Inst. für Theoretische Physik

Basic Concepts of Quantum Information Theory

Quantum Information

Quantum Information is whatever can be transmitted by using systems obeying Quantum Theory as carriers. It is thus not any newly discovered “stuff”, but has been implicit in Quantum Theory all along. In fact, some approaches to the foundations of quantum theory (e.g., Ludwig’s from the 60ies [Lu83]) are based on the view that Quantum Theory is precisely about the kind of influence transported from a preparing device (the “transmitter”) to a measuring device (the “receiver”). What is new in the recent work on quantum information theory is that this view is taken seriously in a quantitative way. The basic questions of this theory are taken from classical information theory: how much “quantum information” is carried by any given system or transmission channel, how much is stored in a storage device, how can such information be coded and decoded efficiently etc.

Classical Information Theory usually abstracts completely from the physical nature of the carriers of information. This is sensible because information can be converted easily and essentially without loss between different carriers such as magnetized patches on a disk, currents in a wire, electromagnetic waves and printed paper.

However, this convertibility no longer holds for microscopic particles as described by Quantum Theory. A hypothetical process of faithful translation of Quantum Information into Classical Information and back has come to be known as Teleportation or, more precisely, as “classical teleportation”. It would consist of a device, which makes a measurement on the input quantum particles, producing a classical value as outcome (In this context “measurement” is just another word for the conversion from quantum to classical information.) The measured data are then transmitted classically to a preparing device, producing the output quantum particles, taking the classical input into account in some arbitrary way. The crucial condition for successful teleportation is then that no statistical measurement (involving arbitrarily prepared input particles and arbitrary measurements at the output) can distinguish this device from a device doing nothing at all. One can show rather easily from the structure of Quantum Theory and the characterization of general quantum devices (“channels”) that such a device cannot exist. But this means that Quantum Information has to be taken seriously as a quantity in its own right. Many questions from Classical Information Theory can also be posed in this new context, but for the moment many of them are still awaiting rigorous answers. Trying to find these answers will help deciding the feasibility of Quantum Computers, and other practical applications, but it also opens new perspectives on the foundations of quantum mechanics itself.

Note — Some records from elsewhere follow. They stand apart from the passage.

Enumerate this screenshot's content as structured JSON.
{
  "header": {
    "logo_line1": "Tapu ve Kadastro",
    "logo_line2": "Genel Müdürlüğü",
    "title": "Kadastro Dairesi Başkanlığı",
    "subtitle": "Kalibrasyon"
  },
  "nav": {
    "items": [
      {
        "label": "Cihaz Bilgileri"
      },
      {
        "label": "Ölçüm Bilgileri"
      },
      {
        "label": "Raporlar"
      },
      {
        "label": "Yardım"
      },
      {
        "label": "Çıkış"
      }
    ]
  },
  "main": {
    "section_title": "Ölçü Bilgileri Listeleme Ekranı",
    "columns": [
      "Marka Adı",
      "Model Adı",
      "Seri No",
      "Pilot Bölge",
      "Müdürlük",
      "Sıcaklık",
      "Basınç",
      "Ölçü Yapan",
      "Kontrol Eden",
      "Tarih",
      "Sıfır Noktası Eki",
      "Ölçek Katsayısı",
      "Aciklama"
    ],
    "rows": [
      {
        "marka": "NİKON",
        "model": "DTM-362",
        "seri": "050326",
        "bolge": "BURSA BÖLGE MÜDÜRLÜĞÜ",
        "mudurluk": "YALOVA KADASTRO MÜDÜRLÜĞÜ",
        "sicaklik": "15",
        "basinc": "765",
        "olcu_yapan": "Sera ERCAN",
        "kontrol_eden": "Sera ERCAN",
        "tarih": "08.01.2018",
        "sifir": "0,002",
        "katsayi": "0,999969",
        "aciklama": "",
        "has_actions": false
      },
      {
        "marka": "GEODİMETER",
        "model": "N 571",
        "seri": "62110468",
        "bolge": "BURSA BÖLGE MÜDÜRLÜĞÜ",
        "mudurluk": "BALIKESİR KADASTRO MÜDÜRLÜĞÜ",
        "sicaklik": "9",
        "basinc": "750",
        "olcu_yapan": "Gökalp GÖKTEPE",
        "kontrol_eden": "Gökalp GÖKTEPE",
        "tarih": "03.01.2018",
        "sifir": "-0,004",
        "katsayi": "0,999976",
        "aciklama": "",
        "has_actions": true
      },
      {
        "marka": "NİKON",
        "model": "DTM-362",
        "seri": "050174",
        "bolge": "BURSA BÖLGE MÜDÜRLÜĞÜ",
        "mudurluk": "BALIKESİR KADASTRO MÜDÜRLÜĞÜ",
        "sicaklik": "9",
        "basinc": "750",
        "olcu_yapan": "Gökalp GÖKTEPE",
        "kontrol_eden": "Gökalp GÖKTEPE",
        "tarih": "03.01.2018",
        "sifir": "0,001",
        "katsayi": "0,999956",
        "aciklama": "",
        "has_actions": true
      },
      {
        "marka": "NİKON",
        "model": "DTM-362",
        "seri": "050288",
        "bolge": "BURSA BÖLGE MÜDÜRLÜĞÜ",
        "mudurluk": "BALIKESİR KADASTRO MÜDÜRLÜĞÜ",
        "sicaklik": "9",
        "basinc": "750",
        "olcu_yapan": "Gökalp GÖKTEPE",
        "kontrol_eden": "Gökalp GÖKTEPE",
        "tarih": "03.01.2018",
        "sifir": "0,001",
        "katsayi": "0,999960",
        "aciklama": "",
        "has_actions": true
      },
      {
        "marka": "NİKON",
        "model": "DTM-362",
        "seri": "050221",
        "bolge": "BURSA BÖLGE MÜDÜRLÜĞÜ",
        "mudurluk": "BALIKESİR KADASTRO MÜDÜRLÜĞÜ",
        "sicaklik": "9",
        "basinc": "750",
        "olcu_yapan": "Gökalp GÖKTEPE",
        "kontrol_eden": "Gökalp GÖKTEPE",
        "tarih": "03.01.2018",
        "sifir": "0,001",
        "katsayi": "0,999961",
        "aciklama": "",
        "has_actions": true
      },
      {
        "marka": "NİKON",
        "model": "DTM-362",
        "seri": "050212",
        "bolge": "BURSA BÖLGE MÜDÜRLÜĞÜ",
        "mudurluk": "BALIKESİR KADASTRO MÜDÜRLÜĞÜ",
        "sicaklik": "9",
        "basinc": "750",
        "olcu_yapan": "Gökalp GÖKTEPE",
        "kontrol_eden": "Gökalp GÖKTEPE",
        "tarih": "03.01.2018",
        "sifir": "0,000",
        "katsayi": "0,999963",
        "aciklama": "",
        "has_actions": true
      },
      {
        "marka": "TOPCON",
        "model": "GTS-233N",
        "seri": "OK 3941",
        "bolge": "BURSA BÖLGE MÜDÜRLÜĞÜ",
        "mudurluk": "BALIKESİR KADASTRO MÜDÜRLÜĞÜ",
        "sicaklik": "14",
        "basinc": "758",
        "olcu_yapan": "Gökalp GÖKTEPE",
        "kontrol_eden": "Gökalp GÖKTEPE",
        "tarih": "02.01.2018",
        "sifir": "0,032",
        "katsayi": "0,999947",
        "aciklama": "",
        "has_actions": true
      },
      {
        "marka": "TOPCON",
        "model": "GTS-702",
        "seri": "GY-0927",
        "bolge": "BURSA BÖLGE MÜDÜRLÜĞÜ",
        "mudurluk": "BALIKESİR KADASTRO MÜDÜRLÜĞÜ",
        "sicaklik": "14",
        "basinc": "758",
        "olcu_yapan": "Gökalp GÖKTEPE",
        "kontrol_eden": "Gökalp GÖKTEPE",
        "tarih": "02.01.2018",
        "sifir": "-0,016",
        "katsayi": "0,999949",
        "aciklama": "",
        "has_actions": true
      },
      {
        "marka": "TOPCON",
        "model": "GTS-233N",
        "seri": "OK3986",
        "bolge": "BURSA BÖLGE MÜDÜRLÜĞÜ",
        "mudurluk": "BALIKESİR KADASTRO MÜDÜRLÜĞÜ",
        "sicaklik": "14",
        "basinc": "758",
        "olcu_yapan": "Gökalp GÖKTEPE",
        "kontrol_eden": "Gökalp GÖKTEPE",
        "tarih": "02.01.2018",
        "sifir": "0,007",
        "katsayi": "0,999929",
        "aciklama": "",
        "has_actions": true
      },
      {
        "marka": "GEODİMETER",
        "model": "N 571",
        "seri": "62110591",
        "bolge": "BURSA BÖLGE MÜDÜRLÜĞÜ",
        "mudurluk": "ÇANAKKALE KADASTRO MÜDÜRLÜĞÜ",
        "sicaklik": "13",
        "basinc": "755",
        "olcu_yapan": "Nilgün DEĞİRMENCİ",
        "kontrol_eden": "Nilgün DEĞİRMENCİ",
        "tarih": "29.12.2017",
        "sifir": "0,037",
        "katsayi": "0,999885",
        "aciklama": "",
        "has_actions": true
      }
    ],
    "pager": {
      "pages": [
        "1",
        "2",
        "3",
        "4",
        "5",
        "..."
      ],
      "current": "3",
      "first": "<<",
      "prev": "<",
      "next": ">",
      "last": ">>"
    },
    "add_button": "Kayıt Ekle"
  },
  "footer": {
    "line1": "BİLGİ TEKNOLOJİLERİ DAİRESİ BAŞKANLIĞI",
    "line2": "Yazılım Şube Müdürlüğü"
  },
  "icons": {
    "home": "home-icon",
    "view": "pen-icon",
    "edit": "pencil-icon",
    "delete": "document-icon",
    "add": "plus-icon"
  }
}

“Teleportation” is used here merely as a technical term for “transmission of quantum information on a classical channel”. Although this usage was inspired [BB95] by Science Fiction technology and although some colleagues found it convenient to harp on such overtones in their advertising, the connections with Star Trek beamers are really very slight, if only for reasons of scale (see e.g. [Br95]).

Teleportation with purely classical means is impossible, which is precisely the observation making the theory of Quantum Information a new branch of Information Theory. This makes it all the more surprising that by using the quantum mechanical correlations (entanglement) in an auxiliary pair of systems, a classical channel may be upgraded to do precisely this “impossible task”. This new process, first published in a paper by Bennett et al. [BB93], is referred to as “entanglement enhanced (or quantum) teleportation” or sometimes just plain “teleportation”. It has become one of the basic operations of Quantum Information Theory. First experimental realizations also exist [BP97].


Entanglement is a new kind of correlations between two subsystems of a quantum systems, which does not exist in classical physics (or classical probability). The term is a translation of the German “Verschränktheit”, coined by Schrödinger in a paper [Sc35] from 1935. Both have a connotation of “contortedness”, which reflects rather well the efforts of understanding such correlations in classical terms. However, from the point of view of Quantum Theory such correlations are rather straightforward and, in fact, ubiquitous.

Some correlations between quantum systems can be understood completely in classical terms: Suppose that the two subsystems are prepared by two independent devices, whose operation may depend on the output of some classical random generator, which they both receive. In this case the source of the correlations is simply the classical random generator, and states produced in this way are called “classically correlated”, or “separable”. The density operator of such a state is a convex combination of tensor products of density operators. All other states are called “entangled”. A simple example is a pure state, which happens not to be a product state. Since a pure state cannot be non-trivially decomposed into a convex combination of any other states, it also cannot be decomposed into products states, so it is not classically correlated. That entangled states are not some bizarre but expendible feature of quantum mechanics, but lead to observable effects is shown most directly by Bell’s inequality. It is easy to show that these inequalites are satisfied by every classically correlated state, but they have been found violated in a series of now famous experiments [AG81]. Hence these experiments directly confirm the existence of entangled states.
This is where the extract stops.